Sasha and Peters needed to trash the talk of me
flying.
There was nothing below my body keeping it afloat and propelling myself from the ground only gave so much lift. I was not flying – not at all.
Suddenly, the air around me kicked up in tempera-ture. It was hot outside, but this was
boiling.
I tried to stand up but couldn’t. My head hit an invisible ceiling. Another force field, but this one fit like a plastic sandwich bag. Any strength I could harness was wasted without the room to cock my arms or legs. I knelt down to jump, but then, the ceiling shrank before I shot up.
From the trees beside us came Asia, the snotty girl from Sasha’s lunch table. “Yeah, I thought about that. I’d say you’ve got about a minute of air left.”
She molded my invisible jail with outstretched hands. Around her neck hung a necklace similar to Selby’s. “Where are the green crystals?” she asked.
She opened the bubble. I called her a foul name and punched the opening hard enough to stun her. I pressed down my anger inside and released it, like a spring toy.
Up I rocketed, high over the crime scene, where I passed out.
I woke up to indescribable cold, and a weight pressing on my chest. What felt like bugs and worms crawled past my mouth and in and out of my ears. I tried wiggling my limbs, but couldn’t due to the pressure. I could not open my eyes. Curling my fingers, I discovered my worst fears were true. What I touched was packed dirt.

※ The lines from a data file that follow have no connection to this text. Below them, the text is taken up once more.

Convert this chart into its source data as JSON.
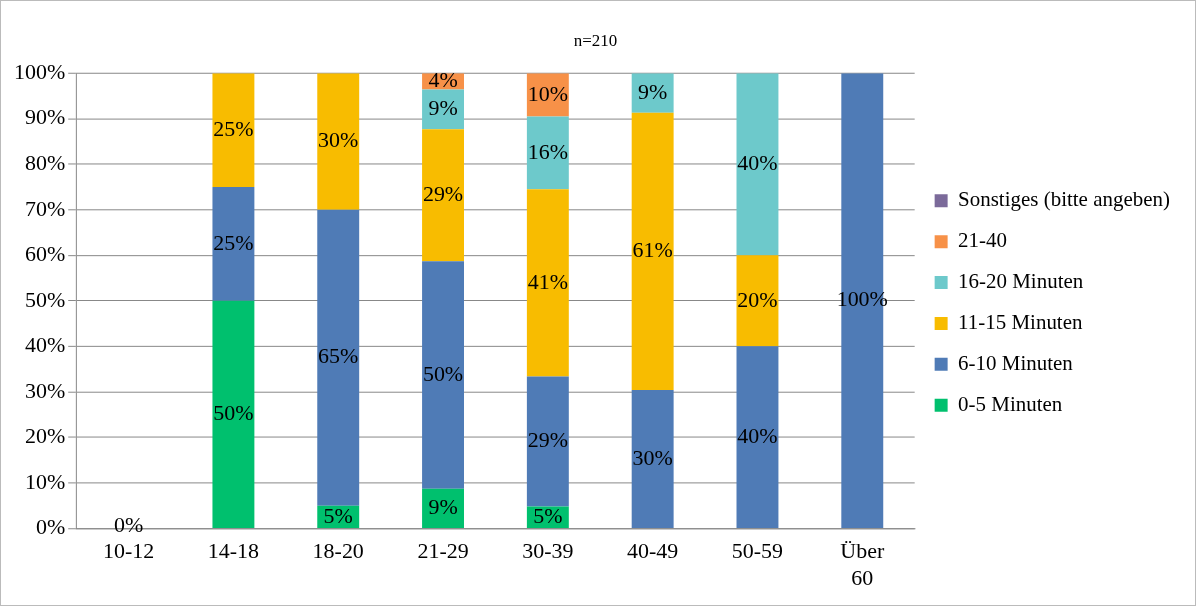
{
  "chart_data": {
    "type": "bar",
    "title": "n=210",
    "stacked": true,
    "categories": [
      "10-12",
      "14-18",
      "18-20",
      "21-29",
      "30-39",
      "40-49",
      "50-59",
      "Über 60"
    ],
    "series": [
      {
        "name": "0-5 Minuten",
        "color": "#00c06e",
        "values": [
          0,
          50,
          5,
          8.7,
          4.8,
          0,
          0,
          0
        ],
        "value_labels": [
          "0%",
          "50%",
          "5%",
          "9%",
          "5%",
          null,
          null,
          null
        ]
      },
      {
        "name": "6-10 Minuten",
        "color": "#4f7bb6",
        "values": [
          0,
          25,
          65,
          50,
          28.6,
          30.4,
          40,
          100
        ],
        "value_labels": [
          null,
          "25%",
          "65%",
          "50%",
          "29%",
          "30%",
          "40%",
          "100%"
        ]
      },
      {
        "name": "11-15 Minuten",
        "color": "#f8bc00",
        "values": [
          0,
          25,
          30,
          29,
          41.1,
          60.9,
          20,
          0
        ],
        "value_labels": [
          null,
          "25%",
          "30%",
          "29%",
          "41%",
          "61%",
          "20%",
          null
        ]
      },
      {
        "name": "16-20 Minuten",
        "color": "#6dc9cb",
        "values": [
          0,
          0,
          0,
          8.7,
          16,
          8.7,
          40,
          0
        ],
        "value_labels": [
          null,
          null,
          null,
          "9%",
          "16%",
          "9%",
          "40%",
          null
        ]
      },
      {
        "name": "21-40",
        "color": "#f79148",
        "values": [
          0,
          0,
          0,
          3.6,
          9.5,
          0,
          0,
          0
        ],
        "value_labels": [
          null,
          null,
          null,
          "4%",
          "10%",
          null,
          null,
          null
        ]
      },
      {
        "name": "Sonstiges (bitte angeben)",
        "color": "#7b6a9a",
        "values": [
          0,
          0,
          0,
          0,
          0,
          0,
          0,
          0
        ]
      }
    ],
    "ylim": [
      0,
      100
    ],
    "yticks": [
      {
        "value": 0,
        "label": "0%"
      },
      {
        "value": 10,
        "label": "10%"
      },
      {
        "value": 20,
        "label": "20%"
      },
      {
        "value": 30,
        "label": "30%"
      },
      {
        "value": 40,
        "label": "40%"
      },
      {
        "value": 50,
        "label": "50%"
      },
      {
        "value": 60,
        "label": "60%"
      },
      {
        "value": 70,
        "label": "70%"
      },
      {
        "value": 80,
        "label": "80%"
      },
      {
        "value": 90,
        "label": "90%"
      },
      {
        "value": 100,
        "label": "100%"
      }
    ],
    "grid": "y",
    "legend": "right"
  }
}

Someone had buried me alive.
I screamed inside of my head. One of the others – probably Welker, since he could read minds – must’ve snooped into mine while I was unable to protect myself.
When my mom died, I remembered staring into the hole where they dropped her casket. The dark pit led straight to Hell. No one could convince me otherwise. For weeks, whenever the pastor said “Hell” during Sunday service, I streaked out of the sanctuary and cried until my eyes dried out. No one, not Debra or Susan, knew this about me. I made it a point not to share it, thinking it might come true one day if I did.
The others wanted me to see what they had in store for me. Only Selby could have dug a grave and placed soil back on top of me fast enough so that I wouldn’t die before waking up.
If I get out of this, and Sasha still defends him, I’ll never forgive her.
Without my green ice, it was a done deal. No one would ever find me.